A mind that is stretched by a new experience can never go back to its old dimensions”  -O.W.H.

Personal experience of the environment which we aim to protect is a significant goal of the Headwaters Alliance. Thus, we organized several experiential tours in the headwaters region, including day-long voyageur canoe tours on the North Saskatchewan River in 2016 and again in 2019. Guests included elected officials from municipalities and the province, who passed along their learnings to the Legislative Assembly. The Headwaters Alliance also hosted a bus tour of the region in 2016, inviting the public to experience several sites—from Rocky Mountain House to Nordegg—showcasing themes unique to the area.

 

Headwaters Alliance Strategic Plan 

The Headwaters Alliance updated their Strategic Plan in 2019 and it includes goals related to: 

  1. Organizational Sustainability 
  2. Well-supported Initiatives 
  3. Awareness 
  4. Knowledgeable Stakeholders
  5. Adaptive Management 
  6. Policy and Plan Alignment 

 

Headwaters Alliance Projects 

 

RIPARIAN HEALTH ASSESSMENT

The Headwaters Alliance identified opportunities to fill gaps in watershed health knowledge that would have an immediate impact on their communities. The first project addressed the data gap on riparian health, with the intent to support existing stewardship programs in the area. This project assessed riparian conditions on creeks and lakes in the Modeste and Strawberry subwatersheds and identified priority areas for restoration and conservation action. This pilot project expanded into a basin wide  program, the NSWA’s Riparian Health Action Plan.

NATURAL INFRASTRUCTURE MANAGEMENT PROJECT

Sometimes referred to as “natural assets,” natural infrastructure consists of landscape features— such as wetlands, riparian buffers, and forests —that improve watershed services on which human communities depend. Services can include carbon sequestration, water filtration, wildlife habitat, recreation, and protection from severe weather events. Researchers have begun to financially quantify these many benefits to society and understand the costs when natural infrastructure is lost.

The Headwaters Alliance has participated in several projects related to natural infrastructure, including the Modeste Natural Infrastructure Project (MNIP) and the Strawberry Natural Infrastructure Project. And as well, partnering municipalities have taken this research and performed further studies at a smaller scale.
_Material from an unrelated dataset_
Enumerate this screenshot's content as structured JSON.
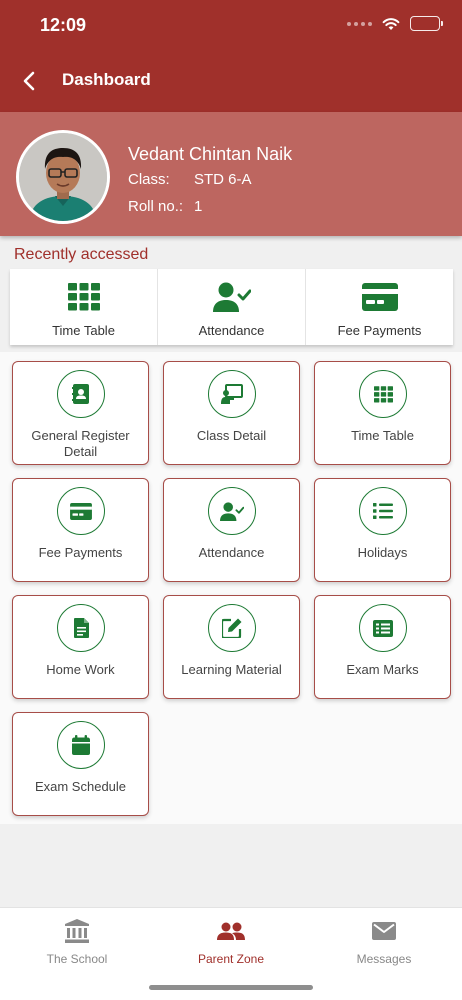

The Modeste Natural Infrastructure Project is a collaborative research project between ALUS Canada, the University of Guelph, and the NSWA. This project attempted to evaluate natural assets in the Modeste Sub-watershed and provides a framework for municipalities to create a comprehensive natural asset management plan.  The ultimate goal of a natural asset management plan is to demonstrate a value proposition for natural infrastructure investment from the public and private sectors. In May of 2021, a project report was published which outlines an framework for developing a cost-benefit analysis as well as lessons learned for municipalities, and agricultural and recreational areas. Read the report here:

Project Report Lessons Learned (May 2021)

This reports also provides an Economic Framework for a cost-benefit analysis that could be carried out for natural infrastructure at a sub-watershed scale, as well as lessons learned for municipalities, and agricultural and recreational areas. Nature-based infrastructure, or natural infrastructure, consists of landscape features such as wetlands, riparian buffers and forests that can improve water quality and lower the risk of flooding and droughts. This project utilized the Integrated Modelling of Watershed Evaluation of Best Management Practices (IMWEBs) model to predict changes to water quality and quantity at site, field, farm, watershed, and river basin scale.